Steak 2.0 Image Blog

C’est une nouvelle mondiale qui a fait les gros titres il y a un an. Aux Pays Bas, 2 scientifiques dont les travaux de recherches sont financés par le fondateur de Google, concevaient le premier steak in vitro de l’histoire. Un morceau de viande 100 % animal, sauf qu’il ne provenait pas d’un animal … !

 

Au départ, quelques cellules souches ont été prélevées par biopsie sur une vache avant d’être placées dans un « milieu de culture » et stimulées électriquement pour favoriser leurs multiplications.

Au final, ils ont obtenu une masse de tissus musculaire de 142 grammes à laquelle a été ajoutée de la graisse bovine… pour le goût !

Cuisiné par un Chef, ce « Frankenburger » a été dégusté face caméra par 2 spécialistes culinaires.

 

Verdict ? Un goût et une texture semblable à ceux de la viande malgré un manque très net de jus…

Outre le coût exorbitant de cette première opération (250 000 dollars), il faut comprendre la motivation de Mark Post, le « père » de ce steak. Son objectif est clair, réduire l’élevage intensif d’animaux et libérer les milliers d’hectares alloués aux pâturages et aux cultures fourragères pour cultiver des aliments directement destinés aux humains : légumes, céréales…

La population mondiale devrait en effet atteindre les 9 milliards d’individus d’ici 2050 et il y a fort à parier qu’avec l’amélioration du niveau de vie, la demande en viande pourrait doubler.

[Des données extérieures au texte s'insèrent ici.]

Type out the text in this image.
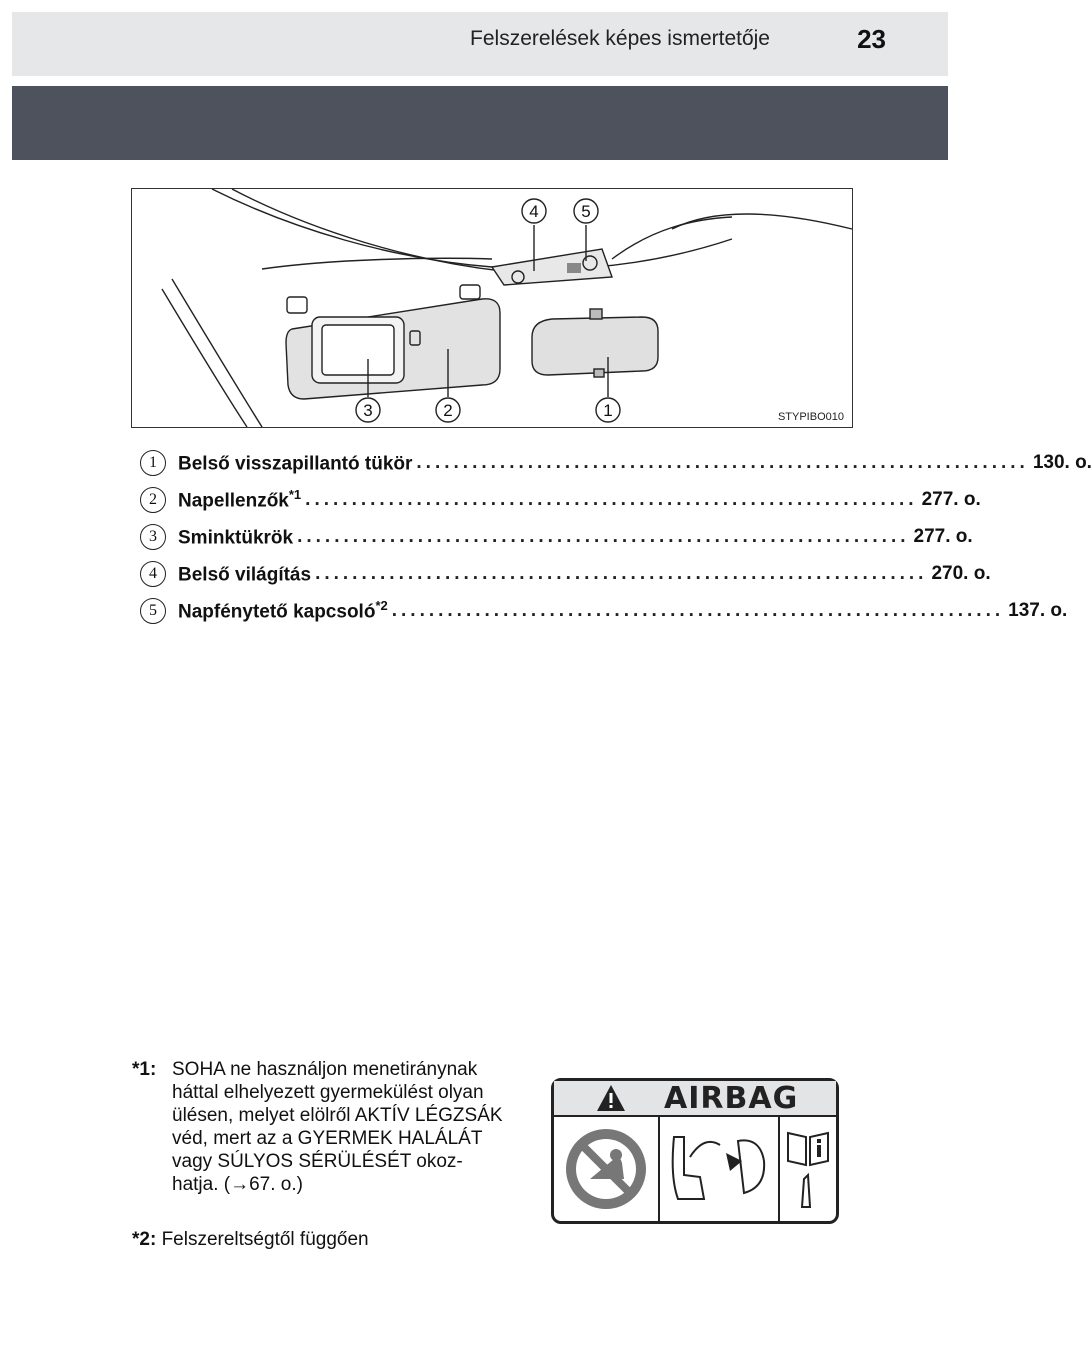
Felszerelések képes ismertetője	23
3	2	1
4	5
STYPIBO010
1	Belső visszapillantó tükör .................................................................. 130. o.
2	Napellenzők$^{*1}$ .................................................................. 277. o.
3	Sminktükrök .................................................................. 277. o.
4	Belső világítás .................................................................. 270. o.
5	Napfénytető kapcsoló$^{*2}$ .................................................................. 137. o.
*1: SOHA ne használjon menetiránynak
háttal elhelyezett gyermekülést olyan
ülésen, melyet elölről AKTÍV LÉGZSÁK
véd, mert az a GYERMEK HALÁLÁT
vagy SÚLYOS SÉRÜLÉSÉT okoz-
hatja. (→67. o.)
*2: Felszereltségtől függően
AIRBAG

Les terres cultivables dont 70 % sont déjà consacrées à l’élevage et à la culture fourragère viendraient à manquer.

 

Mais Serguei Brin, fondateur de Google n’est pas le seul à réfléchir à des solutions. Bill Gates, autre géant de l’informatique, milliardaire et philanthrope s’intéresse de près à notre assiette de demain. Présentant à son tour différentes start-up aux projets aussi originaux que dérangeant, monsieur Gates dresse un état des lieux des différentes voies de recherches. Parmi elles, Beyond Meat, qui a trouvé le moyen, en jouant sur la température et la pressurisation  de certaines plantes de reproduire à la perfection le goût, l’odeur, la texture la résistance et les qualités nutritionnelles de la viande…

 

La viande n’est pas la seule en ligne de mire, dans cette mouvance, il y a Hampton Creek Food. Fondée il y a 3 ans, cette entreprise vient de lancer sur le marché une mayonnaise et des cookies sans œuf.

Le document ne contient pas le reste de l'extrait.